ResponderExcluirEu não vou negar que adorei o filme. Achei inclusive que essa ambientação teatral só ajudou no desenvolvimento da produção, mas acredito que dependa muito de quem vê. Claro que tem um ritmo diferente, essa é a proposta.
O filme é técnicamente inpecável, a trilha sonora, a fotografia e o figurino são pontos altos inquestionáveis. Concordo que o balé entre Karenin, Anna e Vronsky é prejudicado pelos "ritmos" diferentes dos atores. Enquando a Keira aparece meio operistica, Judy Law aparentemente busca o ostracismo (O que será que foi?). Concordo que Aron apresenta-se desconfortável, sem aquele brilho nos olhos que fez com que Anna se apaixonase. Falta-lhe uma áurea. Falta-lhe a sedução em sí. Se for comparar, ele está muito melhor em Selvagens.
Ainda em relação à Keira, também tinha um "problema" com ela, mas comecei a achar que esse tipo de atuação seja desejada pelos diretores que conhecem as limitações da atriz e mesmo assim a chamam para os trabalhos. Ou existe uma ilusão do algo mais? Para mim, é estilo mesmo. ;)

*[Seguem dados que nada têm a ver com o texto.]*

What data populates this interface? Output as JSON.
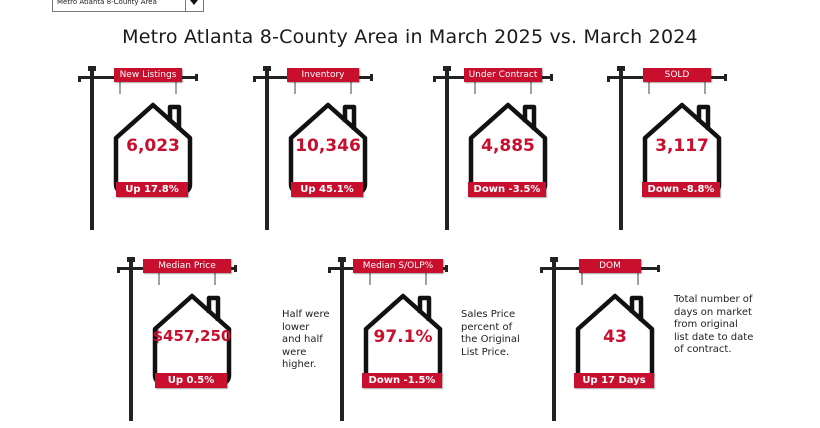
{
  "selector": {
    "value": "Metro Atlanta 8-County Area"
  },
  "title": "Metro Atlanta 8-County Area in March 2025 vs. March 2024",
  "colors": {
    "accent": "#c8102e",
    "post": "#222222"
  },
  "signs": [
    {
      "label": "New Listings",
      "value": "6,023",
      "change": "Up 17.8%"
    },
    {
      "label": "Inventory",
      "value": "10,346",
      "change": "Up 45.1%"
    },
    {
      "label": "Under Contract",
      "value": "4,885",
      "change": "Down -3.5%"
    },
    {
      "label": "SOLD",
      "value": "3,117",
      "change": "Down -8.8%"
    },
    {
      "label": "Median Price",
      "value": "$457,250",
      "change": "Up 0.5%",
      "note": "Half were lower and half were higher."
    },
    {
      "label": "Median S/OLP%",
      "value": "97.1%",
      "change": "Down -1.5%",
      "note": "Sales Price percent of the Original List Price."
    },
    {
      "label": "DOM",
      "value": "43",
      "change": "Up 17 Days",
      "note": "Total number of days on market from original list date to date of contract."
    }
  ]
}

Eu tb gostei do filme. Não foi uma adoração, mas fiquei bastante satisfeito com o resultado. Acho que como um espectador bastante tolerante a experimentações, apreciei a ambientação teatral, mas reconheço que ela é dispersiva, em alguns momentos, e acaba invertendo algumas das prioridades da narrativa.
ResponderExcluirNão entendi uma coisa: Você não gostou da performance do Jude Law? Eu gostei muito de sua composição.
Não tem um filme que eu tenha visto com Aaron que eu não tenha gostado dele. Ele está ótimo em Selvagens, que sei q vc viu recentemente, em O garoto de Liverpool, Kick ass e por aí vai... Acho q aqui bateu a insegurança e Wright não é exatamente notável pela direção de atores...
Quanto a Keira, vou ser franco. Ela já virou um "issue" aqui do blog. rsrs. Não gostava dela quando de seu surgimento, à época de "Bend it like Beckham" e "Rei arthur". Mas vejo com nitidez seu amadurecimento como intérprete. Repare em seus últimos trabalhos. Todos donos de uma consistência dramática (e muito mais desafiadores) do que outrora.
Muita gente a achou exagerada em "Um método perigoso", na minha avaliação seu melhor trabalho até hoje, mas basta conversar com um psiquiatra ou um historiador do período retratado para apurar a acuidade de sua construção. Keira vem melhorado bastante. E ainda vejo muito potencial. Mas precisa ser bem dirigida. Apesar da próspera parceria com Wright, não é com ele que ela vai aprender...
Bjs
Então Reinaldo,
ResponderExcluirSobre o Jude Law: o personagem dele me causou estranheza tanto na tela quanto no livro. Ainda não decidi se gosto ou não (com tendência para o sentimento negativo). No filme ele está aparentemente muito mais distante do que o personagem do livro. Hora eu penso e acredito que isso só contribuiu, noutra me deixa um pouco confusa. Acho que um mais de expressão seria interessante. Mas, ainda é um sentimento meio dúbio.
Sobre o Aaron, ele é uma descoberta. Realmente não tinha noção da história do ator. Já vi todos esses filmes citados, mas não havia ligado a figura dos personagens a ele. Para o bem da verdade, ele está muito bom mesmo em O garoto de Liverpool. E sim, vi Selvagens semana passada. Gostei muito do filme, com aquela cena do clímax que por um momento me confundiu, irritou e depois fez todo o sentido. rs
Como eu disse, me conformei com a Keira. Em Never Let Me Go ela apresentou uma faceta um pouco mais dramática, eu até gostei. Mas, acho que para melhorar ela tem que buscar personagens diferentes, se reinventar, logo. Pela carreira dela, se a intenção for mesmo essa, está mais do que na hora!